Die Stimmenauszählung war langwierig, das Ergebnis ist knapp. Im vierten Anlauf hat Keiko Fujimori die Präsidentenwahl in Peru gewonnen. Nur wenige Stimmen trennen sie vom Linkspolitiker Sánchez.
Die rechte Kandidatin Keiko Fujimori hat nach Abschluss der langwierigen Stimmenauszählung die Präsidentenwahl in Peru knapp gewonnen. Die 51-Jährige kam auf 50,13 Prozent der Stimmen, wie das Wahlamt des südamerikanischen Landes mitteilte. Die Stichwahl fand vor mehr als drei Wochen am 7. Juni statt.

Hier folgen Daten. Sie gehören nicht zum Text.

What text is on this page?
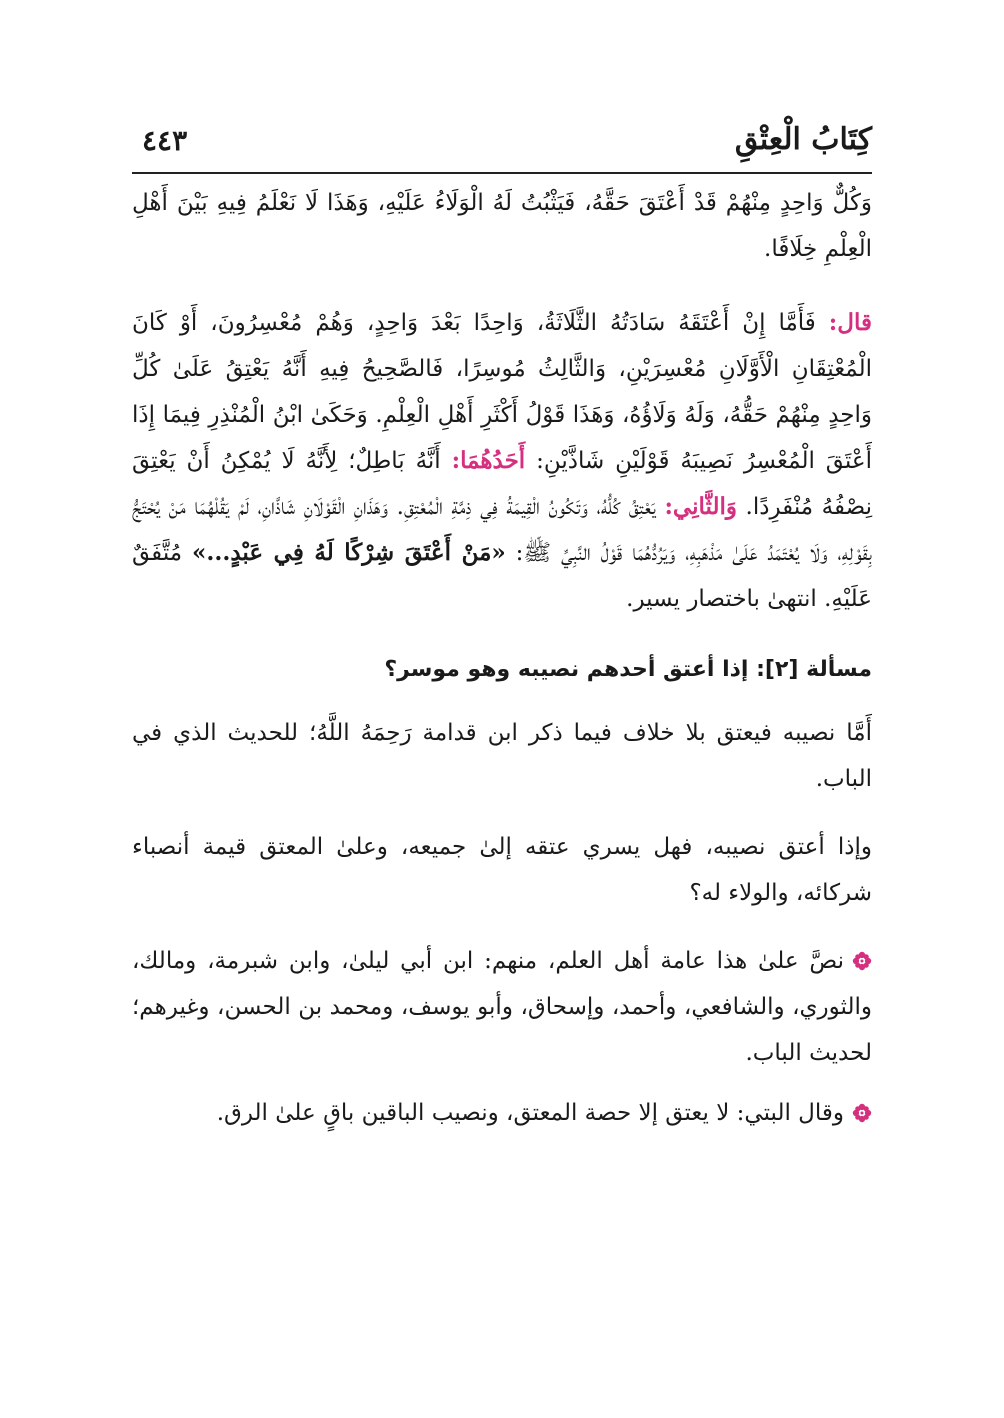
٤٤٣	كِتَابُ الْعِتْقِ

وَكُلٌّ وَاحِدٍ مِنْهُمْ قَدْ أَعْتَقَ حَقَّهُ، فَيَثْبُتُ لَهُ الْوَلَاءُ عَلَيْهِ، وَهَذَا لَا نَعْلَمُ فِيهِ بَيْنَ أَهْلِ الْعِلْمِ خِلَافًا.

قال: فَأَمَّا إِنْ أَعْتَقَهُ سَادَتُهُ الثَّلَاثَةُ، وَاحِدًا بَعْدَ وَاحِدٍ، وَهُمْ مُعْسِرُونَ، أَوْ كَانَ الْمُعْتِقَانِ الْأَوَّلَانِ مُعْسِرَيْنِ، وَالثَّالِثُ مُوسِرًا، فَالصَّحِيحُ فِيهِ أَنَّهُ يَعْتِقُ عَلَىٰ كُلِّ وَاحِدٍ مِنْهُمْ حَقُّهُ، وَلَهُ وَلَاؤُهُ، وَهَذَا قَوْلُ أَكْثَرِ أَهْلِ الْعِلْمِ. وَحَكَىٰ ابْنُ الْمُنْذِرِ فِيمَا إِذَا أَعْتَقَ الْمُعْسِرُ نَصِيبَهُ قَوْلَيْنِ شَاذَّيْنِ: أَحَدُهُمَا: أَنَّهُ بَاطِلٌ؛ لِأَنَّهُ لَا يُمْكِنُ أَنْ يَعْتِقَ نِصْفُهُ مُنْفَرِدًا. وَالثَّانِي: يَعْتِقُ كُلُّهُ، وَتَكُونُ الْقِيمَةُ فِي ذِمَّةِ الْمُعْتِقِ. وَهَذَانِ الْقَوْلَانِ شَاذَّانِ، لَمْ يَقُلْهُمَا مَنْ يُحْتَجُّ بِقَوْلِهِ، وَلَا يُعْتَمَدُ عَلَىٰ مَذْهَبِهِ، وَيَرُدُّهُمَا قَوْلُ النَّبِيِّ ﷺ: «مَنْ أَعْتَقَ شِرْكًا لَهُ فِي عَبْدٍ...» مُتَّفَقٌ عَلَيْهِ. انتهىٰ باختصار يسير.

مسألة [٢]: إذا أعتق أحدهم نصيبه وهو موسر؟

أَمَّا نصيبه فيعتق بلا خلاف فيما ذكر ابن قدامة رَحِمَهُ اللَّهُ؛ للحديث الذي في الباب.

وإذا أعتق نصيبه، فهل يسري عتقه إلىٰ جميعه، وعلىٰ المعتق قيمة أنصباء شركائه، والولاء له؟

نصَّ علىٰ هذا عامة أهل العلم، منهم: ابن أبي ليلىٰ، وابن شبرمة، ومالك، والثوري، والشافعي، وأحمد، وإسحاق، وأبو يوسف، ومحمد بن الحسن، وغيرهم؛ لحديث الباب.

وقال البتي: لا يعتق إلا حصة المعتق، ونصيب الباقين باقٍ علىٰ الرق.
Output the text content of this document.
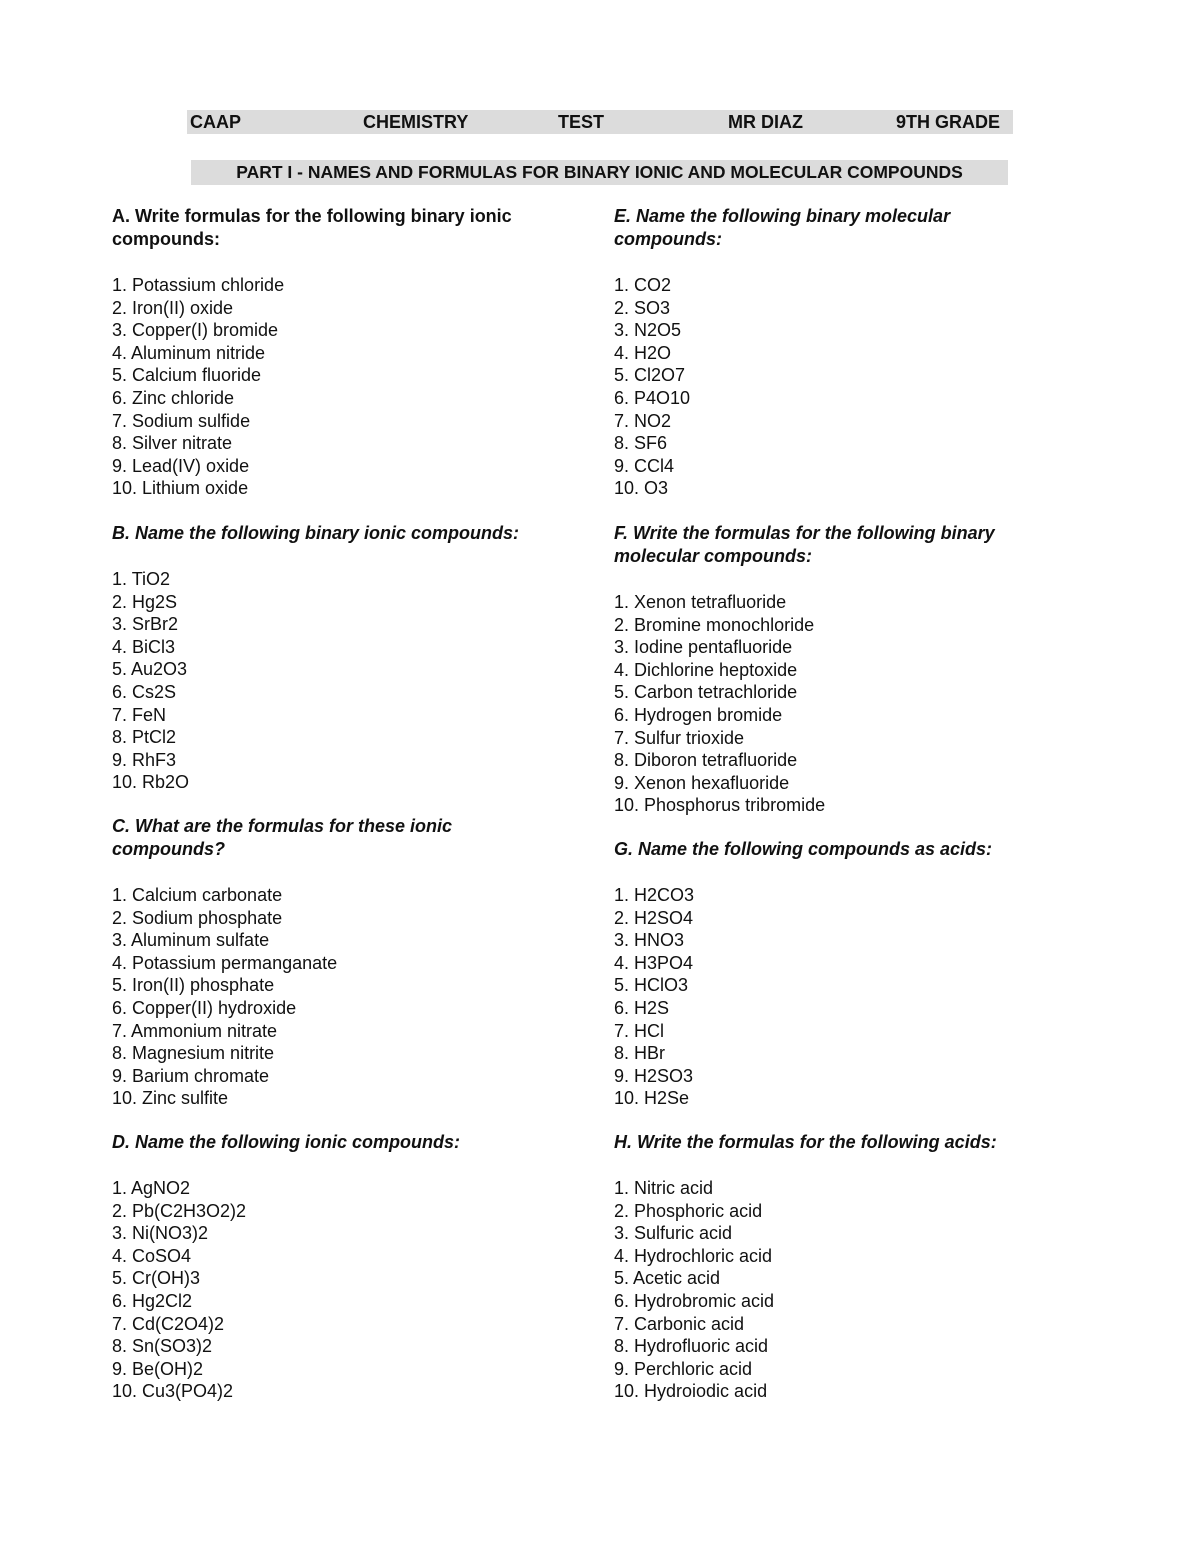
CAAP	CHEMISTRY	TEST	MR DIAZ	9TH GRADE
PART I - NAMES AND FORMULAS FOR BINARY IONIC AND MOLECULAR COMPOUNDS

A. Write formulas for the following binary ionic compounds:

1. Potassium chloride
2. Iron(II) oxide
3. Copper(I) bromide
4. Aluminum nitride
5. Calcium fluoride
6. Zinc chloride
7. Sodium sulfide
8. Silver nitrate
9. Lead(IV) oxide
10. Lithium oxide

B. Name the following binary ionic compounds:

1. TiO2
2. Hg2S
3. SrBr2
4. BiCl3
5. Au2O3
6. Cs2S
7. FeN
8. PtCl2
9. RhF3
10. Rb2O

C. What are the formulas for these ionic compounds?

1. Calcium carbonate
2. Sodium phosphate
3. Aluminum sulfate
4. Potassium permanganate
5. Iron(II) phosphate
6. Copper(II) hydroxide
7. Ammonium nitrate
8. Magnesium nitrite
9. Barium chromate
10. Zinc sulfite

D. Name the following ionic compounds:

1. AgNO2
2. Pb(C2H3O2)2
3. Ni(NO3)2
4. CoSO4
5. Cr(OH)3
6. Hg2Cl2
7. Cd(C2O4)2
8. Sn(SO3)2
9. Be(OH)2
10. Cu3(PO4)2

E. Name the following binary molecular compounds:

1. CO2
2. SO3
3. N2O5
4. H2O
5. Cl2O7
6. P4O10
7. NO2
8. SF6
9. CCl4
10. O3

F. Write the formulas for the following binary molecular compounds:

1. Xenon tetrafluoride
2. Bromine monochloride
3. Iodine pentafluoride
4. Dichlorine heptoxide
5. Carbon tetrachloride
6. Hydrogen bromide
7. Sulfur trioxide
8. Diboron tetrafluoride
9. Xenon hexafluoride
10. Phosphorus tribromide

G. Name the following compounds as acids:

1. H2CO3
2. H2SO4
3. HNO3
4. H3PO4
5. HClO3
6. H2S
7. HCl
8. HBr
9. H2SO3
10. H2Se

H. Write the formulas for the following acids:

1. Nitric acid
2. Phosphoric acid
3. Sulfuric acid
4. Hydrochloric acid
5. Acetic acid
6. Hydrobromic acid
7. Carbonic acid
8. Hydrofluoric acid
9. Perchloric acid
10. Hydroiodic acid
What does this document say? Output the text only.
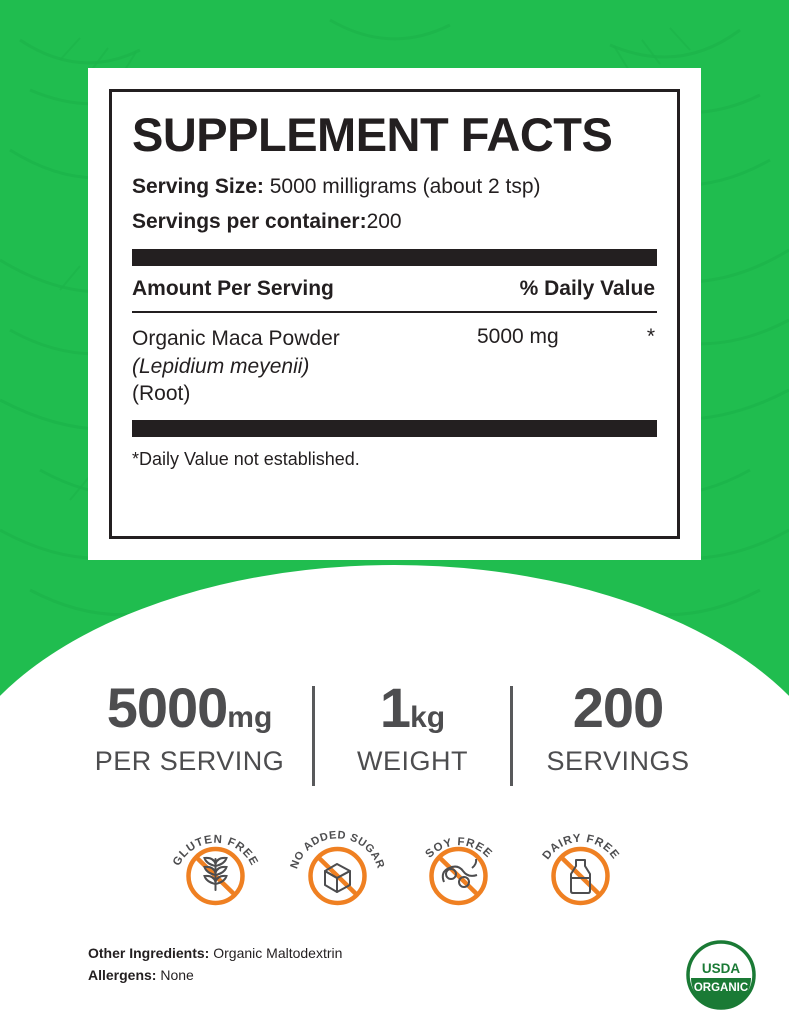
SUPPLEMENT FACTS
Serving Size: 5000 milligrams (about 2 tsp)
Servings per container:200
Amount Per Serving	% Daily Value
Organic Maca Powder
(Lepidium meyenii)
(Root)
5000 mg	*
*Daily Value not established.
5000mg
PER SERVING
1kg
WEIGHT
200
SERVINGS
GLUTEN FREE	NO ADDED SUGAR
SOY FREE	DAIRY FREE
Other Ingredients: Organic Maltodextrin
Allergens: None	USDA
ORGANIC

Der Linkspolitiker Roberto Sánchez erhielt demnach 49,86 Prozent. Gerade einmal 49.641 Stimmen trennten die Kontrahenten in einem Land mit 27 Millionen Wahlberechtigten. Sánchez hatte zuvor angekündigt, die Wahlergebnisse nicht anzuerkennen.
Tochter des verurteilten Ex-Präsidenten Alberto Fujimori
Fujimori ist die Tochter des bereits verstorbenen Ex-Präsidenten Alberto Fujimori. Ihr Vater wurde von seinen Anhängern dafür gefeiert, dass er die linken Rebellen der Guerillaorganisation Leuchtender Pfad besiegte und die peruanische Wirtschaft stabilisierte.
Später wurde er jedoch wegen Menschenrechtsverletzungen und Korruption verurteilt und saß 16 Jahre im Gefängnis. Er starb 2024.
Hartes Durchgreifen gegen Kriminalität und Migration
Die Politikerin der konservativen Partei Fuerza Popular kandidierte bereits zum vierten Mal für das Präsidentenamt. Fujimori hat angekündigt, hart gegen das Organisierte Verbrechen und irreguläre Migration vorgehen zu wollen. Außerdem plant sie, die Wirtschaft zu deregulieren.
Die politische Lage in dem Land mit rund 35 Millionen Einwohnern ist von einem ständigen Konflikt zwischen Parlament und Regierung geprägt. Der Kongress kann Präsidenten wegen “moralischer Unfähigkeit” des Amtes entheben. In den vergangenen zehn Jahren hatte Peru acht Präsidenten.